Examples of Bad Debt

Here are some examples of what many people consider to be bad debt:

  • Consumer debt, such as department store cards
  • Using credit cards for things you cannot afford
  • Auto loans
  • Borrowing more money than you can afford to pay
  • Student loans for a degree that won’t help you earn more money

It’s important to note that the type of purchases you make when borrowing money is only one consideration of whether it is a good or bad debt. If you can’t afford to make the payments on what you’re borrowing, it’s a bad debt because it will hurt you financially. This is why it’s essential to ensure that any amount you’re borrowing still leaves you with a low debt-to-income ratio.

Considerations Before Taking on Debt

Before you decide to take on any debt, there are certain steps you should take to help you determine if it’s a good or bad debt opportunity. Each one will help you get your hands around your finances better and improve your overall decision-making so that your money doesn’t come back to hurt you in the future. Here are the things you may want to consider.

  • Potential Return on Investment (ROI): What will the return on your investment be? For example, when you buy real estate, the chances of the return being higher than what you pay is pretty good.
  • Affordability: Can you afford to make the payments in a way that will actually pay the debt off instead of just making interest payments?
  • Personal Need: Do you need what you are purchasing to put yourself in a better financial position?
  • Time to Payoff: Before taking on debt, you should know how long it will take to pay off that debt.
  • Access to Other Money: Is there any other way to pay for your purchase? For example, if you’re borrowing money for school, then what can you do to lower the total amount of debt you must take out?

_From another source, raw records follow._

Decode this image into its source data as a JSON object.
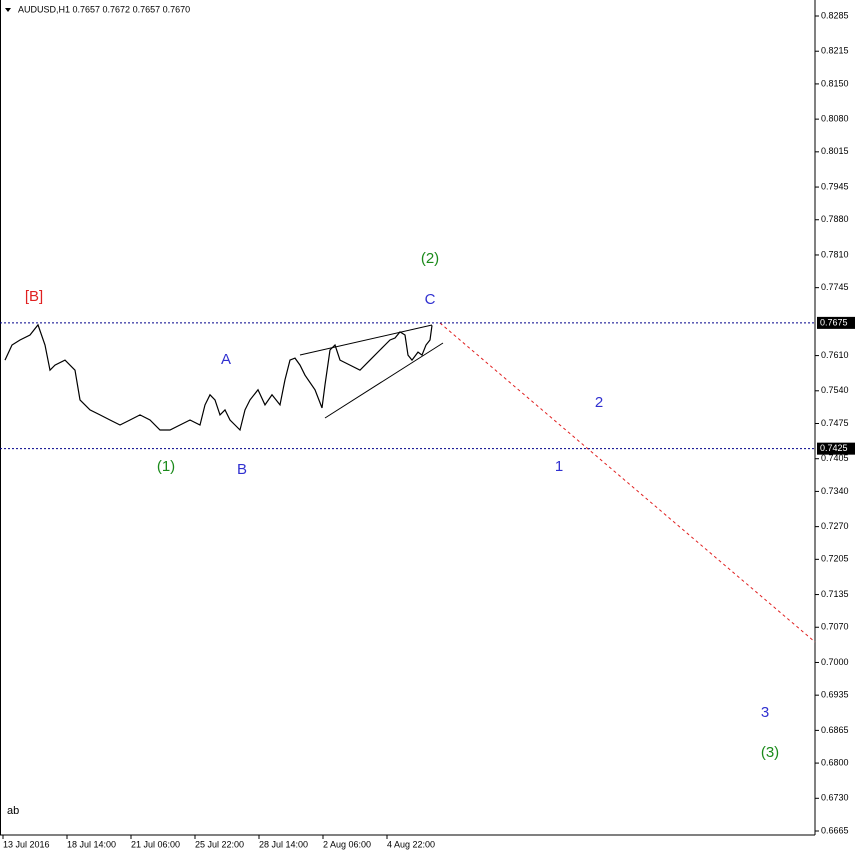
{
  "chart_data": {
    "type": "line",
    "title": "AUDUSD,H1  0.7657 0.7672 0.7657 0.7670",
    "corner_text": "ab",
    "color": "#000000",
    "x": [
      2,
      9,
      17,
      27,
      35,
      42,
      47,
      52,
      62,
      72,
      77,
      87,
      97,
      107,
      117,
      127,
      137,
      147,
      157,
      167,
      177,
      187,
      197,
      202,
      207,
      212,
      217,
      222,
      227,
      232,
      237,
      242,
      247,
      255,
      262,
      269,
      277,
      282,
      287,
      292,
      297,
      302,
      312,
      319,
      322,
      327,
      332,
      337,
      347,
      357,
      367,
      377,
      382,
      387,
      392,
      397,
      402,
      405,
      409,
      415,
      419,
      423,
      427,
      429
    ],
    "values": [
      0.7601,
      0.7631,
      0.7641,
      0.7651,
      0.7671,
      0.7631,
      0.7581,
      0.7591,
      0.7601,
      0.7581,
      0.7522,
      0.7502,
      0.7492,
      0.7482,
      0.7472,
      0.7482,
      0.7492,
      0.7482,
      0.7462,
      0.7462,
      0.7472,
      0.7482,
      0.7472,
      0.7512,
      0.7532,
      0.7522,
      0.7492,
      0.7502,
      0.7482,
      0.7472,
      0.7462,
      0.7502,
      0.7522,
      0.7542,
      0.7512,
      0.7532,
      0.7512,
      0.7562,
      0.7601,
      0.7605,
      0.7591,
      0.7571,
      0.7542,
      0.7506,
      0.7552,
      0.7621,
      0.7631,
      0.7601,
      0.7591,
      0.7581,
      0.7601,
      0.7621,
      0.7631,
      0.7641,
      0.7645,
      0.7657,
      0.7651,
      0.7611,
      0.7601,
      0.7617,
      0.7611,
      0.7631,
      0.7641,
      0.767
    ],
    "xlim": [
      0,
      812
    ],
    "ylim": [
      0.6665,
      0.8285
    ],
    "xticks": [
      {
        "value": 0,
        "label": "13 Jul 2016"
      },
      {
        "value": 64,
        "label": "18 Jul 14:00"
      },
      {
        "value": 128,
        "label": "21 Jul 06:00"
      },
      {
        "value": 192,
        "label": "25 Jul 22:00"
      },
      {
        "value": 256,
        "label": "28 Jul 14:00"
      },
      {
        "value": 320,
        "label": "2 Aug 06:00"
      },
      {
        "value": 384,
        "label": "4 Aug 22:00"
      }
    ],
    "yticks": [
      0.8285,
      0.8215,
      {
        "value": 0.815,
        "label": "0.8150"
      },
      {
        "value": 0.808,
        "label": "0.8080"
      },
      0.8015,
      0.7945,
      {
        "value": 0.788,
        "label": "0.7880"
      },
      {
        "value": 0.781,
        "label": "0.7810"
      },
      0.7745,
      {
        "value": 0.761,
        "label": "0.7610"
      },
      {
        "value": 0.754,
        "label": "0.7540"
      },
      0.7475,
      0.7405,
      {
        "value": 0.734,
        "label": "0.7340"
      },
      {
        "value": 0.727,
        "label": "0.7270"
      },
      0.7205,
      0.7135,
      {
        "value": 0.707,
        "label": "0.7070"
      },
      {
        "value": 0.7,
        "label": "0.7000"
      },
      0.6935,
      0.6865,
      {
        "value": 0.68,
        "label": "0.6800"
      },
      {
        "value": 0.673,
        "label": "0.6730"
      },
      0.6665
    ],
    "levels": [
      0.7675,
      0.7425
    ],
    "level_color": "#00008b",
    "annotations": [
      {
        "text": "[B]",
        "color": "#e02020"
      },
      {
        "text": "A",
        "color": "#3030d0"
      },
      {
        "text": "(1)",
        "color": "#1a8a1a"
      },
      {
        "text": "B",
        "color": "#3030d0"
      },
      {
        "text": "(2)",
        "color": "#1a8a1a"
      },
      {
        "text": "C",
        "color": "#3030d0"
      },
      {
        "text": "2",
        "color": "#3030d0"
      },
      {
        "text": "1",
        "color": "#3030d0"
      },
      {
        "text": "3",
        "color": "#3030d0"
      },
      {
        "text": "(3)",
        "color": "#1a8a1a"
      }
    ]
  }
}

Overall, no decision to take on debt should be made lightly. Make sure you exhaust all avenues of finding money before taking on debt and then do what you can to limit the amount you’ll need to borrow.

How to Get Out of Bad Debt

If you’ve already taken on bad debt, the most important thing to do before borrowing for anything else is to pay off that debt. Bad debts can cripple your finances and damage your credit if you cannot make the payments. It’s important to take action and be disciplined with your finances to pay off the debts as soon as possible.

If you have a bad debt, you’ll want to pay as much as you can to budget on that debt until it is paid off. Making only interest payments won’t get you out of debt when you borrow on credit cards or any other consumer debts. Calculating how much you owe and how quickly you may be able to pay off that debt should be priority number one. If you don’t make enough to pay off the debt, consider finding additional income.

If you have multiple debts, consider how debt consolidation can make it easier. Making a single payment every month is much easier to manage and might help you pay off those debts faster.

Bottom Line

For a debt to be considered a “good” one, you’ll need to borrow to see a future return. However, no debt should be taken lightly. Every single type of debt has the potential to turn into bad debt if you can’t afford it when you decide to borrow. It’s important to know what you’re getting into and understand how you will pay off any debt before deciding to move forward.